When Yancey wrote those words, he was writing a "back page" essay for Christianity Today magazine, and it was about the alcoholics anonymous recovery movement.

But he might as well have been writing about recovery from the church.  He's written lots about his upbringing and early adult life in Christian fundamentalism, and his movement out of it.  He's also written about recovery of the histories of Jesus.  He says the gospel writers tend to write like Barbara Tuchman, who's histories read as if they're happening suspensefully for the first time (like watching the movie "Titanic" for the third or forth time, thinking perhaps all will survive and the ending will be happy ever after).  He writes a history of Jesus that way, humbly, as if he never knew certain things about him.  It's a history looking at the facts of the underbelly of the story, so he says.  He's often disappointed with God, he says.  He's disappointed with people who wear God like a bumpersticker, I say.  There's a physical realism to his thinking that reminds me some of some good feminisms.  Feminist recovery work.  This is how and why he some in significant ways influences how I read the Bible.

Once upon a time in a blog post, I quoted Yancey - a quotation about how women were witnesses to the resurrection in the gospels.  Today in a blog post, April DeConick quotes Origen quoting Celsus - a quotation about how women were witnesses to the resurrection in the gospels.  The trouble is, when reading the bible, that many men have used women for many things.  What if they are witnesses?

Wednesday, September 2, 2009

What are we going to do about the blogger gender gap?

April DeConick says, "Alright, the gender gap among bibliobloggers is appalling. The gender gap has nothing to do with the internet or women being afraid to blog or publicly speak our minds since women do this in many other internet forums."

At her blog, The Forbidden Gospels, she goes on to make a proposal for what we are going to do about the blogger gender gap! Her hypothesis and proposal:
So this is my hypothesis. I think there are as many women bibliobloggers out there as men, but they are not visible. Why? Because many of us women post on subjects that are considered marginal (even heretical, especially if there is any feminist bent) to bible studies by the men who are blogging about the bible. Our blogs are easily justified as unimportant. They remain unknown or unread because they haven't been linked to by the male bibliobloggers who dominate this blog niche and the field in general, a point that Julia wisely raised in the comments to my last post on this subject. Julia wrote: "But I also wonder about the role of networking and way that many of the blogs in the top tier regularly reference one another.
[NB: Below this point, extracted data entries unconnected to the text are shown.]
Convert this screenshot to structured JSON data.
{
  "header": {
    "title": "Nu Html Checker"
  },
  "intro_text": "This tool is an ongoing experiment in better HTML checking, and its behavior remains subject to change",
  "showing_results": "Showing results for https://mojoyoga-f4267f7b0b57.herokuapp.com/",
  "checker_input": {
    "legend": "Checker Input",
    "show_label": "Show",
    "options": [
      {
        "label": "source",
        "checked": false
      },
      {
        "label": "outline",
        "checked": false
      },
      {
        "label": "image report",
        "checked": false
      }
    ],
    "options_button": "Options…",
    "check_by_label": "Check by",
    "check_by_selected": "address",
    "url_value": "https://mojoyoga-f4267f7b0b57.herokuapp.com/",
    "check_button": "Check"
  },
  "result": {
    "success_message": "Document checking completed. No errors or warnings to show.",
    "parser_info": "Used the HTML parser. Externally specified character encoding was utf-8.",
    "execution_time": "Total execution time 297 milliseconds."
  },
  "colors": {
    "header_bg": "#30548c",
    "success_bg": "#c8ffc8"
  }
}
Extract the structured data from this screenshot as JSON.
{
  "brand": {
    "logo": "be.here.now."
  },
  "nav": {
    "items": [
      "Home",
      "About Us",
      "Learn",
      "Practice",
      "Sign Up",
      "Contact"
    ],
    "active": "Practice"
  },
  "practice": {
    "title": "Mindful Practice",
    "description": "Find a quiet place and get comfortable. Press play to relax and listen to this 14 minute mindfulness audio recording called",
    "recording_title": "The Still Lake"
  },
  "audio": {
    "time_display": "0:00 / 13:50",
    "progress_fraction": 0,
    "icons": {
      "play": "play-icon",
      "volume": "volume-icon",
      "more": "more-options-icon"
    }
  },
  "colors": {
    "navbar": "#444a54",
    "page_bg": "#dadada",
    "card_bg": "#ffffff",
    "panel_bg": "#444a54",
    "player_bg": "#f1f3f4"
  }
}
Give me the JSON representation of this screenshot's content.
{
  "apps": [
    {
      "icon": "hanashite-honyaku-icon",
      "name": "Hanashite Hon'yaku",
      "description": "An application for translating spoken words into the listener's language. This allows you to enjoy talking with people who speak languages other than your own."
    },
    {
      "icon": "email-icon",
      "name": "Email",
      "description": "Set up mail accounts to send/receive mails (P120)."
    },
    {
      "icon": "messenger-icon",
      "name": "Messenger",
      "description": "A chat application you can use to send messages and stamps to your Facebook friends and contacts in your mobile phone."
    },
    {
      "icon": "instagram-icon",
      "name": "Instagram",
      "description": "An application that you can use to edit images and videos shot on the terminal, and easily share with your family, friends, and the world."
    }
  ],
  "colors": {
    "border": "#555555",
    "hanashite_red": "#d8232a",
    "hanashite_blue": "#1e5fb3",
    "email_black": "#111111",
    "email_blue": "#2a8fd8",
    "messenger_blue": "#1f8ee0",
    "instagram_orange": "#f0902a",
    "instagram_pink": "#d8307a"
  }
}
How do we encourage each other's success, make sure that others find the good work that's out there?"

So I say, enough of this nonsense and rationalizations. This is what I'm going to do. This weekend when I have more time, I am going to get the women bibliobloggers (all of them) into my sidebar blog roll. I am going to start with this list that Biblioblog Top 50 has so kindly put together on women's blogs (their so-called marginal blogs). And if any of my women readers have biblioblogs not in that list, or if any of my readers know of other women bibliobloggers not in that list, send that information to me and I will add it to the blog roll. Those links will be there for anyone who wishes to copy them and get them into their own blog rolls.
So feel free to join in! April links to her email address at her own blog. Read that full post, and feel free to do something about the blogger gender gap.
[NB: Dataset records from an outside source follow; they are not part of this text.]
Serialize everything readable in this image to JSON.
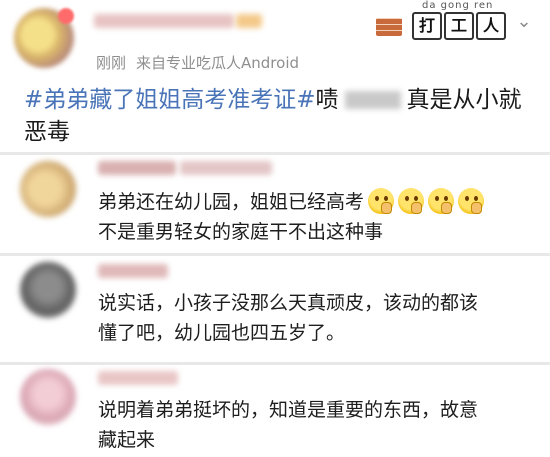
{
  "post": {
    "meta_time": "刚刚",
    "meta_source": "来自专业吃瓜人Android",
    "text_tag": "#弟弟藏了姐姐高考准考证#",
    "text_pre": "啧",
    "text_rest": "真是从小就恶毒",
    "more_icon": "chevron-down-icon"
  },
  "watermark": {
    "pinyin": "da  gong  ren",
    "chars": [
      "打",
      "工",
      "人"
    ]
  },
  "comments": [
    {
      "line1": "弟弟还在幼儿园，姐姐已经高考",
      "line2": "不是重男轻女的家庭干不出这种事",
      "emoji_count": 4
    },
    {
      "line1": "说实话，小孩子没那么天真顽皮，该动的都该",
      "line2": "懂了吧，幼儿园也四五岁了。"
    },
    {
      "line1": "说明着弟弟挺坏的，知道是重要的东西，故意",
      "line2": "藏起来"
    }
  ],
  "colors": {
    "tag": "#4a74b8",
    "meta": "#8f8f8f",
    "divider": "#e8e8e8"
  }
}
(To be clear, I myself am not blogging. Just relisting my old blogroll of the blogs of many of you whose blogs many men in the biblioblogosphere may have considered "marginal." It's here now both in an RSS feed form and in the sidebar (individual links) format. For those of you sifting thru, you'll find blogs by some who've stopped blogging, many who are feminists, many who are bibliobloggers, and some who are feministbibliobloggers. The point is there are many who "post on subjects that are considered marginal (even heretical, especially if there is any feminist bent) to bible studies by the men who are blogging about the bible" and there are many more to recognize.)